🦭 BERT#

Category of Task: NLP

Kind of Task: Masked Language Modeling

Overview#

The BERT model family is a set of transformer-based networks for Masked language modeling at various scales. This family was originally proposed by Google AI and is trained on the BooksCorpus (800M words) and English Wikipedia (2,500M words). It is useful for downstream language classification tasks such as Sentence Classification, Sentiment Analysis, Sentence Similarity, and Natural Language Inference.

Attribution#

The BERT model family is described in BERT: Pre-training of Deep Bidirectional Transformers for Language Understanding by Jacob Devlin, Ming-Wei Chang, Kenton Lee, and Kristina Toutanova.

Architecture#

BERT consists of a multi-layer bidirectional Transformer encoder parameterised by $n_{num_hidden_layers}$ , $d_{hidden_size}$ , $d_{num_attention_heads}$ . The parameters for each model family member can be seen below:

Name	Parameters	$n_{num_hidden_layers}$	$d_{hidden_size}$	$d_{num_attention_heads}$
BERT-Base	110M	12	768	12
BERT-Large	340M	24	1024	16

Family Members#

We chose to implement BERT-Base as it is small enough to rapidly test methods using a single GPU node.
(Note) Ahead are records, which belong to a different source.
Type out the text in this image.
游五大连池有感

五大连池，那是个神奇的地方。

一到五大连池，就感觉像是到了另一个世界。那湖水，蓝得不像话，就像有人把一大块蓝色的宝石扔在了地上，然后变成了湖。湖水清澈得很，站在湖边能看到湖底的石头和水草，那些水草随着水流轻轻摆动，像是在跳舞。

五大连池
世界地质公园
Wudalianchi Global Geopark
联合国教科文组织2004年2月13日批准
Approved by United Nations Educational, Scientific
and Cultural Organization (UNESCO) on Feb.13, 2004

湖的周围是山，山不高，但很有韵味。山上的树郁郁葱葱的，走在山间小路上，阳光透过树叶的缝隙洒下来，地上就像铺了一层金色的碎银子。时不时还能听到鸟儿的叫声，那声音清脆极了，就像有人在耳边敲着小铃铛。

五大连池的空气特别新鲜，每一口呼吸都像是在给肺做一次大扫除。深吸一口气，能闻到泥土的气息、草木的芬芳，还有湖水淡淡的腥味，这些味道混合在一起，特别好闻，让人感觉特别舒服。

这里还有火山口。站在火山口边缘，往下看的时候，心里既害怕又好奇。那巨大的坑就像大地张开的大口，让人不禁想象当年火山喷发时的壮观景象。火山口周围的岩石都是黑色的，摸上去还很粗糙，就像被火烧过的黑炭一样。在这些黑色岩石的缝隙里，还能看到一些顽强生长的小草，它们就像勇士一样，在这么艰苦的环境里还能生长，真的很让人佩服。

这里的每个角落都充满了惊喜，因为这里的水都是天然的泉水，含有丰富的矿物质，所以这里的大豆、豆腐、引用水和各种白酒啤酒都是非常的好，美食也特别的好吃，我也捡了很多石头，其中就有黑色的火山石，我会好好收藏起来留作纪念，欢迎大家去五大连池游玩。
Model Family Member	Parameters	Training Hours on 8xA100s	Training Tokens	Cross Entropy Loss	Masked Accuracy
BERT-Base	110M	10h 38m	35.2B	1.59	0.67

Implementation Details#

Our codebase builds off of the Hugging Face Transformers library. We initialize Huggingface’s BERT model with one of our configurations.

Our recipe training is based off How to Train BERT with an Academic Budget by Peter Izsak, Moshe Berchansky, and Omer Levy. Specifically, we skip the Next Sentence Prediction loss and maintain a sequence length of 128.

After reproducing the original work, we decided to pre-train with the C4 dataset (Colossal Clean Crawled Corpus) from Exploring the Limits of Transfer Learning with a Unified Text-to-Text Transformer by Colin Raffel, Noam Shazeer, Adam Roberts, Katherine Lee, Sharan Narang, Michael Matena, Yanqi Zhou, Wei Li, and Peter J. Liu. C4 has been shown to yield better results on downstream tasks.